Japanese musical instrument manufacturing company

FUJIGEN (フジゲン) is a Japanese musical instrument manufacturing company based in Matsumoto, Nagano. The company was formerly known as (富士弦楽器製造, Fuji Gengakki Seizō), and is named after Japan's iconic Mount Fuji. FUJIGEN does OEM guitar manufacturing for well-known guitar brands, and they manufacture their own guitars under the brand FGN.

== History ==
FUJIGEN started production in 1960 under the name (富士弦楽器製造, Fuji Gengakki Seizō), making violins and classical guitars. In 1962, Fuji started production of electric guitars. In the 1970s, Fuji started making OEM guitars for companies such as Hoshino Gakki (Ibanez), 1970's UK importers, Arbiter, Charles Summerfield Ltd (Ibanez, CSL, Cimar & Sumbro) and J.T Coppock (Antoria) Kanda Shokai (Greco guitars) and Yamaha. In 1977–78, Fuji entered a joint venture with Roland to produce guitar synthesizers. In 1981, Fuji opted out of acoustic guitar production to mainly concentrate on solid body guitar production. Fuji obtained a CNC router in mid 1981 for making guitar parts and also began to manufacture their own pickups starting in late 1981. In 1981–82, Fuji obtained the Fender Japan contract which lasted until 1996–97 and in 1983 Fuji were producing 14,000 guitars a month with 80% of the guitars being made for export markets and 20% being made for Japanese domestic markets.
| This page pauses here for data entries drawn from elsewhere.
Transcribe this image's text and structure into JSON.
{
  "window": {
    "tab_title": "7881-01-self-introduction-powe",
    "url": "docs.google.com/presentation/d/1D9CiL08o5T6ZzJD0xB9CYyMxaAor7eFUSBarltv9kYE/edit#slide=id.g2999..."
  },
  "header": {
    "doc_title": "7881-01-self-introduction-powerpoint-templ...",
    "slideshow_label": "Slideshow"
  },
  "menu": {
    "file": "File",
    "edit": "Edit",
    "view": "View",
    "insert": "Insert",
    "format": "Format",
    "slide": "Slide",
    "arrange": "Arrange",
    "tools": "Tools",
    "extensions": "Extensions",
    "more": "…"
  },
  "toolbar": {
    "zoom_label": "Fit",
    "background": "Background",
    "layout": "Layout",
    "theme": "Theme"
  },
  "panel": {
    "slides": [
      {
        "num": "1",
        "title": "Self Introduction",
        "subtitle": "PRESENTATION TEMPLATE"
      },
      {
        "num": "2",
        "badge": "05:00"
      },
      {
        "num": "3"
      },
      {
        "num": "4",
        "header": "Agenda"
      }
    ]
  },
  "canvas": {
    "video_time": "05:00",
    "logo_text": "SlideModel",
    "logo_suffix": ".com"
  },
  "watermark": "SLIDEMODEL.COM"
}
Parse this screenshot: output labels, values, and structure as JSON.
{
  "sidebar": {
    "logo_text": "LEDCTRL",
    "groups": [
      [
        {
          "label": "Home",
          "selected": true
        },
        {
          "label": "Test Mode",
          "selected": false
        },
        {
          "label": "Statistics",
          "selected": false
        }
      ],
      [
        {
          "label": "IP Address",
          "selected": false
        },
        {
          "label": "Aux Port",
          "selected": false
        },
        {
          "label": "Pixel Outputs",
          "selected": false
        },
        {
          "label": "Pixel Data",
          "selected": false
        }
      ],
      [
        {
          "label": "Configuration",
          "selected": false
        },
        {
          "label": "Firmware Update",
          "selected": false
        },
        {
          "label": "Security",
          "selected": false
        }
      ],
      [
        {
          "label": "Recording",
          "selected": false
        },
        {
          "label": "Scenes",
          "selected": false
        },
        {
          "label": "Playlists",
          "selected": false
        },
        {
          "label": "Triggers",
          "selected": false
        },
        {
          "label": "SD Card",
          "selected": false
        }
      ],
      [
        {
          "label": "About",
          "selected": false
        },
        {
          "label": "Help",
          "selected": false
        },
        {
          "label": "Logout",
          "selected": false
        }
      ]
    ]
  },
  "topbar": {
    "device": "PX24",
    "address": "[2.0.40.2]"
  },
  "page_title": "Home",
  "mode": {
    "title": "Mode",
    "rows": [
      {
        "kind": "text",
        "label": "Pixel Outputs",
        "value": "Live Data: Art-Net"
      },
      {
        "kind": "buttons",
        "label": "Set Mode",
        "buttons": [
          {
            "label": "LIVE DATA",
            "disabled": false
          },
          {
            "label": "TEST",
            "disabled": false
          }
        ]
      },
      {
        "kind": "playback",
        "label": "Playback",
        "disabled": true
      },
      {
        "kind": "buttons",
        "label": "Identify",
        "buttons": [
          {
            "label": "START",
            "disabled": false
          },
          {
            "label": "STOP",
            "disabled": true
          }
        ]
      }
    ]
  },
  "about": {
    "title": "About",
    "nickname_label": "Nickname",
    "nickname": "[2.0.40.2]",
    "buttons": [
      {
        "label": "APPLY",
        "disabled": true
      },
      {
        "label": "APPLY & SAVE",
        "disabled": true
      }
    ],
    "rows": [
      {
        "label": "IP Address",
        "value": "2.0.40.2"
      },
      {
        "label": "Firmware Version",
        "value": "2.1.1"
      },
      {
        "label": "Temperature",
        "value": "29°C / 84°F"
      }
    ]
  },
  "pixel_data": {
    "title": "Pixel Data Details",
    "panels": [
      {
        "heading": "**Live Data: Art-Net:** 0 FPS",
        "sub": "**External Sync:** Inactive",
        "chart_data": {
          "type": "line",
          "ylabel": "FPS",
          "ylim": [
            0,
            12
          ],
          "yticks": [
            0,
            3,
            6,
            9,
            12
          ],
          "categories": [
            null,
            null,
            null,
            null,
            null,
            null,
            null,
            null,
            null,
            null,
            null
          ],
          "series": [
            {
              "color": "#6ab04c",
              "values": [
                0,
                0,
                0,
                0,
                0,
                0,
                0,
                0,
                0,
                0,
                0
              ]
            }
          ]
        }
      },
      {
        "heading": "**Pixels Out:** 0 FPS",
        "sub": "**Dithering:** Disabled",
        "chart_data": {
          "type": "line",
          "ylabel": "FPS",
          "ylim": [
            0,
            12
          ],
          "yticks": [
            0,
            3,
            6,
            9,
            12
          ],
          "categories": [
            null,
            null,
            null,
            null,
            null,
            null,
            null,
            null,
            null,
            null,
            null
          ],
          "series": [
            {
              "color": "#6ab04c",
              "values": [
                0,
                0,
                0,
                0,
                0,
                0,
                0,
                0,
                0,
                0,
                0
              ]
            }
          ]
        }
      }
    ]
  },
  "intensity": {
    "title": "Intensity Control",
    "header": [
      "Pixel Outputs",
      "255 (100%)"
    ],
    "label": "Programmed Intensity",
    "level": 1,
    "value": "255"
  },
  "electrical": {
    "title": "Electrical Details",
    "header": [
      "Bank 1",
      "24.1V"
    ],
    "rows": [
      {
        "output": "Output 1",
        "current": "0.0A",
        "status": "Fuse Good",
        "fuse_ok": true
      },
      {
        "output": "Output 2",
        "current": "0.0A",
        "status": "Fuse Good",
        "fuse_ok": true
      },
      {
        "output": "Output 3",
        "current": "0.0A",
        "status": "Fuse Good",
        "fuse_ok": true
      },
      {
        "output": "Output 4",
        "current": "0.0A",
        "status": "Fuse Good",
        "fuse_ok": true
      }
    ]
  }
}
In 1989, Fuji Gengakki Seizō re-branded, officially adopting the name FUJIGEN.

In mid/late 1992, FUJIGEN obtained a part of the Orville by Gibson contract which ended in 1998 and from then on have made Epiphone Japan solid body guitars, some Gretsch models and their own branded FGN guitars. FUJIGEN still manufactures OEM guitars for companies like Ibanez and Epiphone but in much smaller quantities than in the past. FUJIGEN has three factories: the Omachi factory in Omachi, the Hirooka factory (established around 1992) in Shiojiri and the Matsumoto head office factory in Matsumoto.

In the mid-2010s FUJIGEN began producing rosewood interior elements in some Mazda vehicles.